The ruling, Greenberg Traurig officials says in the case summary, “clarified an important point of law and shielded Mosaic from potential follow-on litigation from other residents of the plaintiff’s neighborhood who likely would have relied on the same flawed scientific evidence.”
The attorneys’ work in the case was validated again, earlier this year, when legal industry media firm The American Lawyer named Greenberg Traurig the Florida Litigation Department of the Year. The publication cited the Williams case, in addition to other work the firm’s 112-member Florida Litigation Practice has done statewide.

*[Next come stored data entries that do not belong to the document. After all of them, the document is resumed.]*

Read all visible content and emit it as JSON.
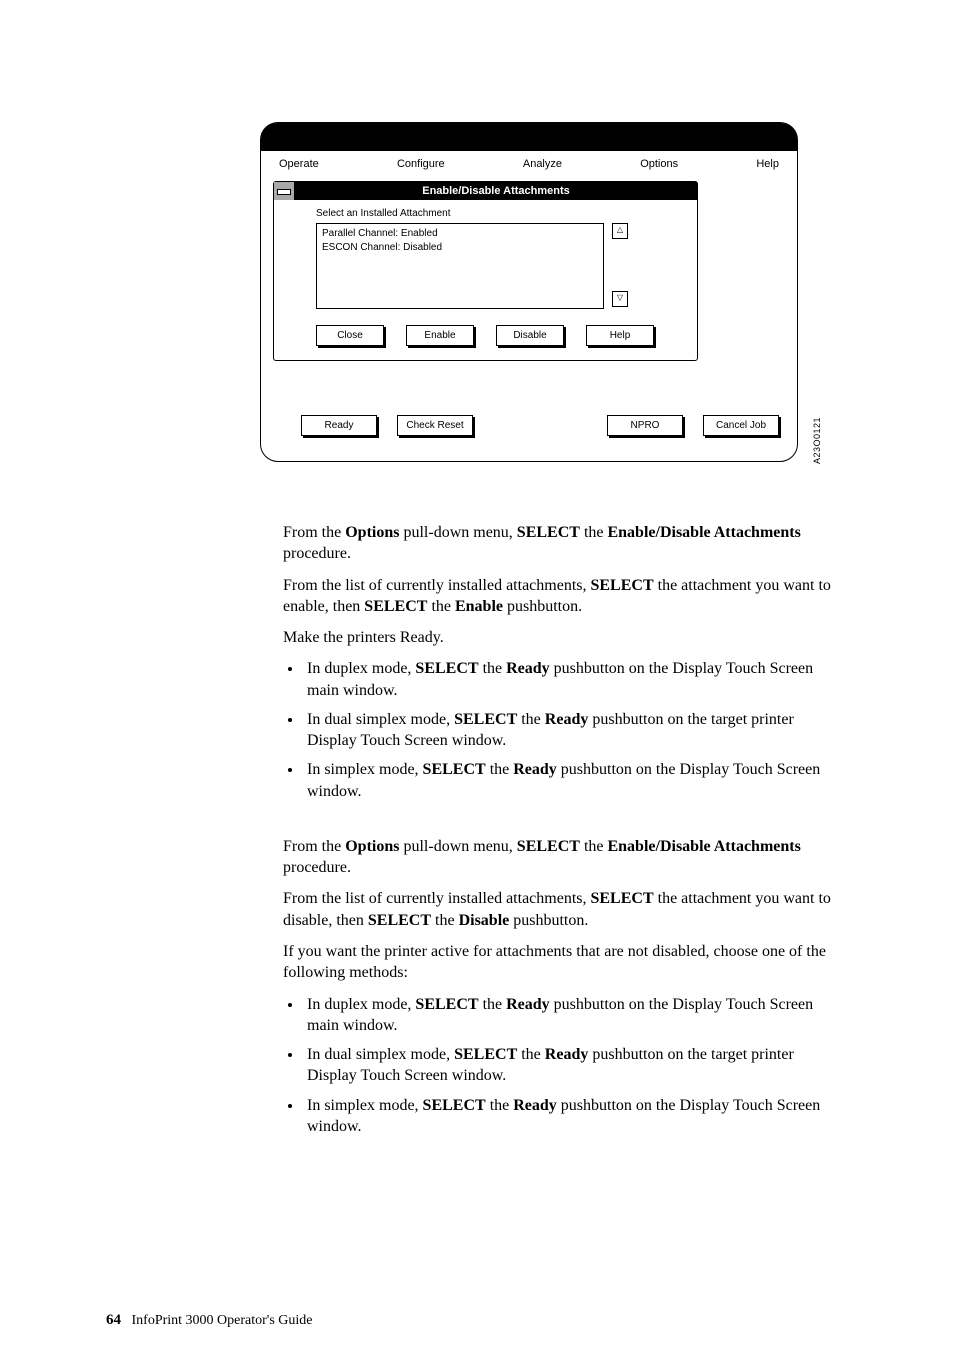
{
  "screenshot": {
    "menu": {
      "operate": "Operate",
      "configure": "Configure",
      "analyze": "Analyze",
      "options": "Options",
      "help": "Help"
    },
    "window": {
      "title": "Enable/Disable Attachments",
      "list_label": "Select an Installed Attachment",
      "items": [
        "Parallel Channel: Enabled",
        "ESCON Channel: Disabled"
      ],
      "buttons": {
        "close": "Close",
        "enable": "Enable",
        "disable": "Disable",
        "help": "Help"
      }
    },
    "footer_buttons": {
      "ready": "Ready",
      "check_reset": "Check Reset",
      "npro": "NPRO",
      "cancel_job": "Cancel Job"
    },
    "figure_id": "A23O0121"
  },
  "body": {
    "p1": {
      "t1": "From the ",
      "b1": "Options",
      "t2": " pull-down menu, ",
      "b2": "SELECT",
      "t3": " the ",
      "b3": "Enable/Disable Attachments",
      "t4": " procedure."
    },
    "p2": {
      "t1": "From the list of currently installed attachments, ",
      "b1": "SELECT",
      "t2": " the attachment you want to enable, then ",
      "b2": "SELECT",
      "t3": " the ",
      "b3": "Enable",
      "t4": " pushbutton."
    },
    "p3": "Make the printers Ready.",
    "list1": {
      "a": {
        "t1": "In duplex mode, ",
        "b1": "SELECT",
        "t2": " the ",
        "b2": "Ready",
        "t3": " pushbutton on the Display Touch Screen main window."
      },
      "b": {
        "t1": "In dual simplex mode, ",
        "b1": "SELECT",
        "t2": " the ",
        "b2": "Ready",
        "t3": " pushbutton on the target printer Display Touch Screen window."
      },
      "c": {
        "t1": "In simplex mode, ",
        "b1": "SELECT",
        "t2": " the ",
        "b2": "Ready",
        "t3": " pushbutton on the Display Touch Screen window."
      }
    },
    "p4": {
      "t1": "From the ",
      "b1": "Options",
      "t2": " pull-down menu, ",
      "b2": "SELECT",
      "t3": " the ",
      "b3": "Enable/Disable Attachments",
      "t4": " procedure."
    },
    "p5": {
      "t1": "From the list of currently installed attachments, ",
      "b1": "SELECT",
      "t2": " the attachment you want to disable, then ",
      "b2": "SELECT",
      "t3": " the ",
      "b3": "Disable",
      "t4": " pushbutton."
    },
    "p6": "If you want the printer active for attachments that are not disabled, choose one of the following methods:",
    "list2": {
      "a": {
        "t1": "In duplex mode, ",
        "b1": "SELECT",
        "t2": " the ",
        "b2": "Ready",
        "t3": " pushbutton on the Display Touch Screen main window."
      },
      "b": {
        "t1": "In dual simplex mode, ",
        "b1": "SELECT",
        "t2": " the ",
        "b2": "Ready",
        "t3": " pushbutton on the target printer Display Touch Screen window."
      },
      "c": {
        "t1": "In simplex mode, ",
        "b1": "SELECT",
        "t2": " the ",
        "b2": "Ready",
        "t3": " pushbutton on the Display Touch Screen window."
      }
    }
  },
  "footer": {
    "page_number": "64",
    "book_title": "InfoPrint 3000 Operator's Guide"
  }
}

Weinstein, who in addition to overseeing the Greenberg Traurig Tampa office is chairman of its national Environmental & Toxic Torts Litigation Practice, says the firm’s success stems from its bedrock business principle: over-preparation. “We front load cases much more than most other firms will do,” Weinstein says, adding its work-product is a full-throttle investigation of a case prior to making recommendations to a client.
A top-heavy strategy like that, costly up front, works often for the firm, which has successfully defended Mosaic from more than $100 million in potential damages. “We do a lot of work on high-profile cases, and we do a lot of high-profile work for Mosaic,” Weinstein says. Mosaic, which moved its headquarters from Plymouth, Minn. to Tampa last year, did $8.9 billion in revenue in 2019.
Weinstein, Torres and Hopper are working on two other cases, involving utilities commissions, one in Orlando and one in Hillsborough County, they say could lead to more significant rulings. “We like high-stakes cases and precedent-setting cases,” Weinstein says. “It keeps things interesting.”